Reaching and engaging marginalized youth
In Democratic Republic of the Congo, many children from minority-marginalized groups suffer from injustice, difficulty-accessing school, and violence on their way to and at school as well as child marriage and labour. Missing out on an education will mean that students living with disabilities and those from marginalized groups will remain underrepresented in our future leaders.
Strategy to curb stigma and marginalization?
Empowerment and Participation can enable youth and people living with disabilities and those form marginalized groups to have the knowledge and skills to behave responsibly and to play an active role in social, economic and political decision-making.
CERC actively sought the participation of students of marginalized minority groups that faced a variety of barriers and challenges due to their identity and systemic oppression in that context.
With the Student Acting for Honesty, Integrity and Equality project, CERC was integrated gender equality and social inclusion into every aspect of the Community Integrity Building program. Our partner’s schools was trained and supported to reduce inequalities and exclusion in education.
With this investment, we have empowered women, girls, and all individuals at risk of exclusion within the communities in which CERC works to actively participate in decision that affect their lives.

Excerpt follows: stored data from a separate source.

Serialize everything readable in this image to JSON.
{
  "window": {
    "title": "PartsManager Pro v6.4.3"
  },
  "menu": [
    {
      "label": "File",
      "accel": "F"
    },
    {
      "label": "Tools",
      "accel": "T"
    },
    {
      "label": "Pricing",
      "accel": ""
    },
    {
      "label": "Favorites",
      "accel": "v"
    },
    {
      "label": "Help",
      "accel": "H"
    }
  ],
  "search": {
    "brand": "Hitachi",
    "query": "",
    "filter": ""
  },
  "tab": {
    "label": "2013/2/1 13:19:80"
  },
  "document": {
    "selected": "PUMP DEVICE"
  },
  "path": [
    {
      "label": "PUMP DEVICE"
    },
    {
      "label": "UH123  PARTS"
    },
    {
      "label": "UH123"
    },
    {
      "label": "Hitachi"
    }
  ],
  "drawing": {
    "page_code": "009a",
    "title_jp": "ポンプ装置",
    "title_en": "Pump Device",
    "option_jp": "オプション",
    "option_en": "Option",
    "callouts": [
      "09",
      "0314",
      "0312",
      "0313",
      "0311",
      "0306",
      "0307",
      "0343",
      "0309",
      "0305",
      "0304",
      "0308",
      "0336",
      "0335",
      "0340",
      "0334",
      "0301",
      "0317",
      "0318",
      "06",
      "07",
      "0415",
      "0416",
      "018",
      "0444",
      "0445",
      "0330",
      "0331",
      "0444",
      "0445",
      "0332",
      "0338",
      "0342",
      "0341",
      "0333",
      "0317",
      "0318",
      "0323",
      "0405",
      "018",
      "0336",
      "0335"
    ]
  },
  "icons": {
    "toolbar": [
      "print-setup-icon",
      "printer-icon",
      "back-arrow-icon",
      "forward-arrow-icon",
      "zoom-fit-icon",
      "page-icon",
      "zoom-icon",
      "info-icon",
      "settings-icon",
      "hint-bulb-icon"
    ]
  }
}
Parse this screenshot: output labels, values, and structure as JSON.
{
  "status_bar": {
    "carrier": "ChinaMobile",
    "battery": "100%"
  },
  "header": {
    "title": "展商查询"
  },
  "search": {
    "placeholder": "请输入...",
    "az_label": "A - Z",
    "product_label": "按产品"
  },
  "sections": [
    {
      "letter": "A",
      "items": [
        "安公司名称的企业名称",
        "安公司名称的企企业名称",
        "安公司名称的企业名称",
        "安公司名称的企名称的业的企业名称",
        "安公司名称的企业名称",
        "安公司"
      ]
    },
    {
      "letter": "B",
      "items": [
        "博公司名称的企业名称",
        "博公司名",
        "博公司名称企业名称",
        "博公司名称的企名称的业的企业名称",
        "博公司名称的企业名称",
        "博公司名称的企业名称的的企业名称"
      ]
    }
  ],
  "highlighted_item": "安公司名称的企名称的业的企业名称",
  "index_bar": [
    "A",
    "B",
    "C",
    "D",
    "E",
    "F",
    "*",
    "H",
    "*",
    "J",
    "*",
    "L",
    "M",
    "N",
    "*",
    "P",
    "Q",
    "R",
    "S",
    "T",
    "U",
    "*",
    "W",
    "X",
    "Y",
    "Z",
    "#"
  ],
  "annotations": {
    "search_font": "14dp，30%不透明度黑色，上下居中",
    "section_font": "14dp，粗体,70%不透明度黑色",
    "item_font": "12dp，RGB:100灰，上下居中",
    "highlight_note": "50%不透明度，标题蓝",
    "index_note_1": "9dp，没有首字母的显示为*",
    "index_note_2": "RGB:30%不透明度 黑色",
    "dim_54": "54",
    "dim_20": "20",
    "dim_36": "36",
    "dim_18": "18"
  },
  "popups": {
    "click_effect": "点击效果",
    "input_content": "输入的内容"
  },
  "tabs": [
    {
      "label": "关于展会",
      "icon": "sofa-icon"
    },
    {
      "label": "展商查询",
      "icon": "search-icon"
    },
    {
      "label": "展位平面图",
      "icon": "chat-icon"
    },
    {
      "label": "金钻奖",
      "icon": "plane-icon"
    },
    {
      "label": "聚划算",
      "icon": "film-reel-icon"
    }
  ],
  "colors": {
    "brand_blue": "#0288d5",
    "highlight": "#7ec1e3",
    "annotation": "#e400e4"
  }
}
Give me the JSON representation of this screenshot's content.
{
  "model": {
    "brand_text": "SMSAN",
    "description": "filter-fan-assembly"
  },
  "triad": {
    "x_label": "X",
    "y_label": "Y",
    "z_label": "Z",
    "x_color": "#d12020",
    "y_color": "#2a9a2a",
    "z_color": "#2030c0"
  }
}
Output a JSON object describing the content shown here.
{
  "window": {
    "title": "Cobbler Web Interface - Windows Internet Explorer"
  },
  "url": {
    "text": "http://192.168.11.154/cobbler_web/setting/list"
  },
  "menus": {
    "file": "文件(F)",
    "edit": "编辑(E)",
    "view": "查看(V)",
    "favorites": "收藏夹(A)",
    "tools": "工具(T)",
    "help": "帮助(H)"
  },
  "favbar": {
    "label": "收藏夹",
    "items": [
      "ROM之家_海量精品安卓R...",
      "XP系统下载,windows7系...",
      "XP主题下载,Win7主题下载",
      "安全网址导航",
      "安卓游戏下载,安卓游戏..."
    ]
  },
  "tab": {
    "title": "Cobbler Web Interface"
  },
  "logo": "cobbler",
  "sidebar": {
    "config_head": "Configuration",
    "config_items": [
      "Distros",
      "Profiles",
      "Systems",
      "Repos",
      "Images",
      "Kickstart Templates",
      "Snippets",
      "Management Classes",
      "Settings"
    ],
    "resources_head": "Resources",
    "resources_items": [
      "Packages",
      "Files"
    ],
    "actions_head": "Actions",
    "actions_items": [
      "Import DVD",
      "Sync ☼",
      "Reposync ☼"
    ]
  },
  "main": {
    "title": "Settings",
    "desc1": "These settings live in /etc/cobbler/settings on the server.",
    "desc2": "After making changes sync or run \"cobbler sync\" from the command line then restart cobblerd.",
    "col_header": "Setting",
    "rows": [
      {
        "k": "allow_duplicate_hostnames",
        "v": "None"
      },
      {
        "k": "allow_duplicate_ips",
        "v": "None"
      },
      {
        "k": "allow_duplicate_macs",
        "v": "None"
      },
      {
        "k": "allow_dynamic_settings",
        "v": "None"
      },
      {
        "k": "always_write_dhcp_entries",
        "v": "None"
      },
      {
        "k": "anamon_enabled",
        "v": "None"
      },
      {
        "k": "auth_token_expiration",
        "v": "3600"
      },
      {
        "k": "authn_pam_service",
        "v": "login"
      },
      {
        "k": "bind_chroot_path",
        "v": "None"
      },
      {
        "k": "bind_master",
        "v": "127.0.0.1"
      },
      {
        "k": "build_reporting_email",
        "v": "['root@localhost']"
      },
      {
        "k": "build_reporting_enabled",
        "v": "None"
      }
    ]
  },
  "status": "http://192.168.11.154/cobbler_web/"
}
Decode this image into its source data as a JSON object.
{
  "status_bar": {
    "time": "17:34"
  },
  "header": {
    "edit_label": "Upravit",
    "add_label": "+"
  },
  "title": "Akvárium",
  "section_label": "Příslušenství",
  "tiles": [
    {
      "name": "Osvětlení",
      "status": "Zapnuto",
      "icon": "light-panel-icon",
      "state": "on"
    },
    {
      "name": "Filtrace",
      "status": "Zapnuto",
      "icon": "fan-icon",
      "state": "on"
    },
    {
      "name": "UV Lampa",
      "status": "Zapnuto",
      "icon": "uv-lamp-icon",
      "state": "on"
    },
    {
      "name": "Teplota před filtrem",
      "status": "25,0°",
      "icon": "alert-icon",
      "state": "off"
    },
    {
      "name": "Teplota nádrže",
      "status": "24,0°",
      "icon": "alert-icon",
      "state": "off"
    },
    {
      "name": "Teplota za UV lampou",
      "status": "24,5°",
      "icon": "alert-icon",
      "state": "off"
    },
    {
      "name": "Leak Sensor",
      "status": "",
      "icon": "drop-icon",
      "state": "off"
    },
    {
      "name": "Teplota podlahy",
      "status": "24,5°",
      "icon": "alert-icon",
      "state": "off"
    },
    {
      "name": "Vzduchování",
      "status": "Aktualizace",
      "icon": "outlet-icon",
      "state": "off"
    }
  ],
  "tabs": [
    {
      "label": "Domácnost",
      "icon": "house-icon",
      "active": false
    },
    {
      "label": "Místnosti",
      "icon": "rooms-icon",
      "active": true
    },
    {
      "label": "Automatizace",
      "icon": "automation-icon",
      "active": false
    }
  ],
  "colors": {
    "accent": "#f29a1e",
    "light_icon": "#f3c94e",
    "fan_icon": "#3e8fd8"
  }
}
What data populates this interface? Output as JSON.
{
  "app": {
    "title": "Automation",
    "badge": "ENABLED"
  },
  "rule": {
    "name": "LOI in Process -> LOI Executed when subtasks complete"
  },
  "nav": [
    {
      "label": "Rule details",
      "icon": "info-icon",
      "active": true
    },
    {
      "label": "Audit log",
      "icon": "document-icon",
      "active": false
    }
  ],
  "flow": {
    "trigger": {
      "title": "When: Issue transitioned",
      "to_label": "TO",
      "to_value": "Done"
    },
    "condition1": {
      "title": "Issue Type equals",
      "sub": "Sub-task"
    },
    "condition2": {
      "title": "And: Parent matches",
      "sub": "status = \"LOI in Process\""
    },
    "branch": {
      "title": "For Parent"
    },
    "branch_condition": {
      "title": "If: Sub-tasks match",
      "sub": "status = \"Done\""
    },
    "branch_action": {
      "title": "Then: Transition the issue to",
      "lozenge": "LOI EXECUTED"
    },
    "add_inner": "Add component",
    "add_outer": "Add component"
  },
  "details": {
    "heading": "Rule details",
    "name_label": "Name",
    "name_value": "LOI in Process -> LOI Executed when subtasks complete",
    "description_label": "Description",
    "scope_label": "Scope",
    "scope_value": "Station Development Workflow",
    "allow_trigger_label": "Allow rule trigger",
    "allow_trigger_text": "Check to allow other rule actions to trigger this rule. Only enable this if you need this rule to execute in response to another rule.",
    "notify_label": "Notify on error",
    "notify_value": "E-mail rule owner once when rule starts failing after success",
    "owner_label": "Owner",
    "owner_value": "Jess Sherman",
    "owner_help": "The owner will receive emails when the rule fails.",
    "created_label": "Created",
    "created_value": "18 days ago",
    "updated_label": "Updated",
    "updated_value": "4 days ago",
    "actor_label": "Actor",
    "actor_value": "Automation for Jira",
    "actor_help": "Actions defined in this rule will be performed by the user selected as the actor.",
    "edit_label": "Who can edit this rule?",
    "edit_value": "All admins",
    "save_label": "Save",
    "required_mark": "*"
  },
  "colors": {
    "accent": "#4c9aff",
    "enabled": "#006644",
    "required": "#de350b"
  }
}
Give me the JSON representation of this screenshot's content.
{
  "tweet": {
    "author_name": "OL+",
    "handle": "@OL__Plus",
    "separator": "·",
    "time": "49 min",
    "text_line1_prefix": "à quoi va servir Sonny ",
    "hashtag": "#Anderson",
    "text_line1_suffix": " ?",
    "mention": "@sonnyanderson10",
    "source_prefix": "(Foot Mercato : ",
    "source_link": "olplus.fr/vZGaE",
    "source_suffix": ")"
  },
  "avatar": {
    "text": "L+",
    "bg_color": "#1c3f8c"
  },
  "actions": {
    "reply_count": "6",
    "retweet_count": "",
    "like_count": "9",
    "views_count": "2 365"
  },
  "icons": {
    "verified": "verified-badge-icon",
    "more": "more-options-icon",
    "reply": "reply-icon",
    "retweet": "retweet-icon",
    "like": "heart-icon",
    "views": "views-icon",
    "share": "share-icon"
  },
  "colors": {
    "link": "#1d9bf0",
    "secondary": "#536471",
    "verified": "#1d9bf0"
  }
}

The students from the minority groups that engaged took on additional leadership roles within the Integrity Clubs were empowered by their participation and were able to monitor the delivery of education and infrastructure services in their schools and communities. The participation had multiplier effects for those students, who, in many cases, were experiencing less exclusion due to their participation. Moreover, the participation of diverse youth strengthened the group.
Why it Worked
By providing a diverse base of youth the opportunity to engage with other youth and gain tangible skills, youth were incentivized to participate in social, economic and political decision-making and had something to gain from the experience. The diversity of the Integrity Clubs strengthened participation and improved the benefits of participating for all students involved.
In addition, by creating a selective process for participation, engagement was framed as a privilege and opportunity and there was space to hand select a diverse and representative group that could benefit from engagement.